Toda nulidad de una disposición general, como lo es un instrumento de planeamiento, tiene efectos ‘ex tunc’, es decir, desde el inicio, como si nunca hubiese existido.

Los planes generales nulos no son convalidables. Es decir, no puede subsanarse el defecto apreciado por el Tribunal y volverlo a aprobar, tal y como explica la Sentencia del Tribunal Supremo de 28 de septiembre de 2012 (Rec. 2092/2011), ponente María del Pilar TESO GAMELLA. En Galicia ya tuvimos un sonado caso en el municipio de Gondomar donde se intentó la convalidación del plan anulado y fue duramente contestado por los tribunales.

Los efectos y consecuencias de esta anulación del PXOM de Vigo se extiende tanto a licencias de obra y actividad concedidas, obras en ejecución, actuaciones urbanísticas en tramitación y situación de las propiedades particulares y públicas de los municipios.

Vamos a referir tanto los efectos directos e indirectos de una nulidad de un planeamiento general, como las consecuencias en diversas situaciones de particulares y empresarios.

EFECTOS DE LA NULIDAD DEL PXOM DE VIGO

Lo que más preocupa ante una nulidad de un PXOM es qué va a pasar con todo lo hecho a su amparo. Estamos hablando de licencias de obra, rehabilitación o reforma, primera ocupación, actividad, apertura; desarrollos urbanísticos tramitados o en tramitación, obras de urbanización en marcha o terminadas, obras de construcción en marcha o terminadas, proyecto de infraestructuras o dotaciones de la ciudad, expropiaciones en marcha o finalizadas, etc…en fin, todo un elenco de actuaciones que pasan por las oficinas de la Gerencia de Urbanismo de Vigo.

Los supuestos básicos o generales serían:

+ Licencias de obra, rehabilitación o reforma, primera ocupación, actividad, apertura:

  • A las licencias de obra, rehabilitación o reforma, pendientes de conceder, habiendo cambiado el sentido del silencio administrativo a negativo (de haber sido positivo podría invocarse su concesión por transcurso de 3 meses), no podrán ser otorgadas en base al planeamiento anulado.
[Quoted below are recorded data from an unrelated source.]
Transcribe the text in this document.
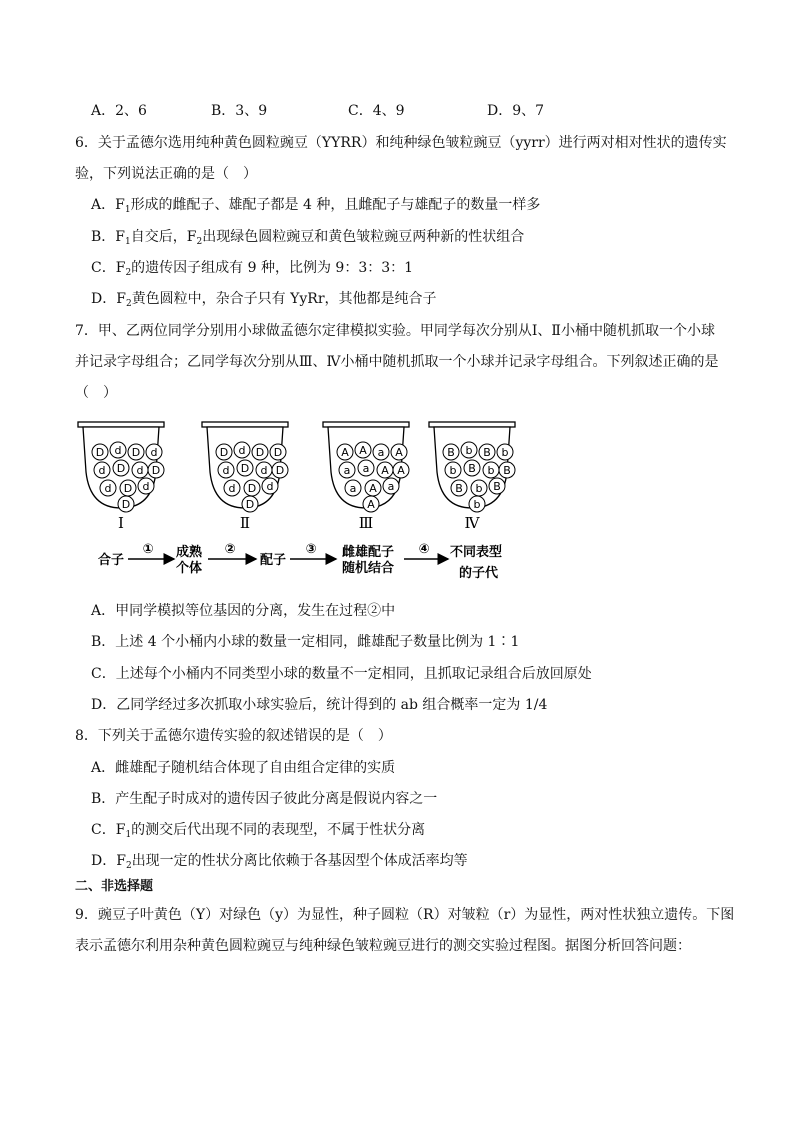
A．2、6	B．3、9	C．4、9	D．9、7
6．关于孟德尔选用纯种黄色圆粒豌豆（YYRR）和纯种绿色皱粒豌豆（yyrr）进行两对相对性状的遗传实
验，下列说法正确的是（　）
A．$F_1$形成的雌配子、雄配子都是 4 种，且雌配子与雄配子的数量一样多
B．$F_1$自交后，$F_2$出现绿色圆粒豌豆和黄色皱粒豌豆两种新的性状组合
C．$F_2$的遗传因子组成有 9 种，比例为 9：3：3：1
D．$F_2$黄色圆粒中，杂合子只有 YyRr，其他都是纯合子
7．甲、乙两位同学分别用小球做孟德尔定律模拟实验。甲同学每次分别从Ⅰ、Ⅱ小桶中随机抓取一个小球
并记录字母组合；乙同学每次分别从Ⅲ、Ⅳ小桶中随机抓取一个小球并记录字母组合。下列叙述正确的是
（　）
D d D d
d D d D
d D d
D
Ⅰ
D d D D
d D d D
d D d
D
Ⅱ
A A a A
a a A A
a A a
A
Ⅲ
B b B b
b B b B
B b B
b
Ⅳ
合子
① 成熟
个体
②
配子
③ 雌雄配子
随机结合
④ 不同表型
的子代
A．甲同学模拟等位基因的分离，发生在过程②中
B．上述 4 个小桶内小球的数量一定相同，雌雄配子数量比例为 1∶1
C．上述每个小桶内不同类型小球的数量不一定相同，且抓取记录组合后放回原处
D．乙同学经过多次抓取小球实验后，统计得到的 ab 组合概率一定为 1/4
8．下列关于孟德尔遗传实验的叙述错误的是（　）
A．雌雄配子随机结合体现了自由组合定律的实质
B．产生配子时成对的遗传因子彼此分离是假说内容之一
C．$F_1$的测交后代出现不同的表现型，不属于性状分离
D．$F_2$出现一定的性状分离比依赖于各基因型个体成活率均等
二、非选择题
9．豌豆子叶黄色（Y）对绿色（y）为显性，种子圆粒（R）对皱粒（r）为显性，两对性状独立遗传。下图
表示孟德尔利用杂种黄色圆粒豌豆与纯种绿色皱粒豌豆进行的测交实验过程图。据图分析回答问题：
Sólo cabrá que se adapten los proyecto al anterior planeamiento.
  • A las licencias ya concedida y que están impugnadas o pendientes de un recurso, lo normal es que sean anuladas por nulidad del planeamiento que las amparó.
  • A las licencias ya concedidas y que no tengan ningún recurso o impugnación pendiente, mantienen, en principio, su vigencia, por lo que las obras no tendrían porqué pararse. Ello supone que, si es de obra, podrán obtener al finalizar la licencia de primera ocupación (eso sí, siempre que no introduzca en obra ningún cambio respecto del proyecto inicial). Lo mismo para actividades y aperturas. En este último caso, también podría suceder que se impugnasen ahora esas licencias ya concedidas, pero sólo a través de un procedimiento y con unos requisitos concretos.

+ Planeamiento de desarrollo, Planes Parciales, Planes Especiales de Reforma Interior, Estudios de Detalles, etc…:

  • Al planeamiento de desarrollo ya aprobado y no impugnado, deviene en ineficaz para posteriores actos de ejecución, por lo que no podrá dictarse ningún acto de gestión o ejecución en base a ese planeamiento de desarrollo. Los actos ya dictados a su amparo seguirán vigentes si no han sido impugnados.
  • Al planeamiento de desarrollo en tramitación no podrá terminarse su tramitación, y se archivarían sus expedientes.

+ Actos de gestión urbanística: Equidistribución, Expropiación y Urbanización:

  • Los actos de gestión urbanística ya aprobados y no impugnados, mantienen, en teoría, su eficacia, pero en la práctica, poca utilidad o desarrollo podrían tener. Las equidistribuciones que no se anulen seguirían vigentes, pero las licencias de obra de los solares no podrían concederse. Sí podrían seguirse ejecutando los proyectos de urbanización no impugnados, llegando incluso a ser recepcionados por el Concello, pero no garantizaría la consolidación del suelo, según criterio reciente de los tribunales, al considerar que son obras contrarias a planeamiento, exigiendo volver a recoger un tipo de suelo de urbano no consolidado o urbanizable.
  • Los actos de gestión urbanística en tramitación no podrán ser aprobados, archivándose sus expedientes.
  • Los actos de gestión urbanística impugnados serían anulados con seguridad.

+ Los proyectos de infraestructuras o dotaciones que no estén amparados Obras de urbanización y construcción en marcha:

  • Las infraestructuras o dotaciones que no estén amparadas en su utilidad pública en el PXOM, podrán continuar su tramitación y ejecución.
  • Las infraestructuras o dotaciones cuyos proyectos de ejecución y expropiación ya estén aprobados y su causa de utilidad pública venga derivada del contenido del PXOM, podrán continuar su ejecución. Si esos proyectos están impugnados serán anulados y sus expropiaciones consideradas ilegales, si bien, por utilidad pública, los expropiados probablemente sólo tengan derecho a la nueva indemnización que señala una disposición adicional reciéntemente introducida en la Ley de Expropiación Forzosa por daños efectivos derivados de la nulidad de la expropiación y del justiprecio que finalmente se fije, sin posibilidad de recuperar los terrenos ocupados.
  • Las infraestructuras o dotaciones cuyos proyectos de ejecución y expropiación no estén aprobados definitivamente y su causa de utilidad pública venga derivada del contenido del PXOM, no podrán ser aprobados, archivándose sus expedientes.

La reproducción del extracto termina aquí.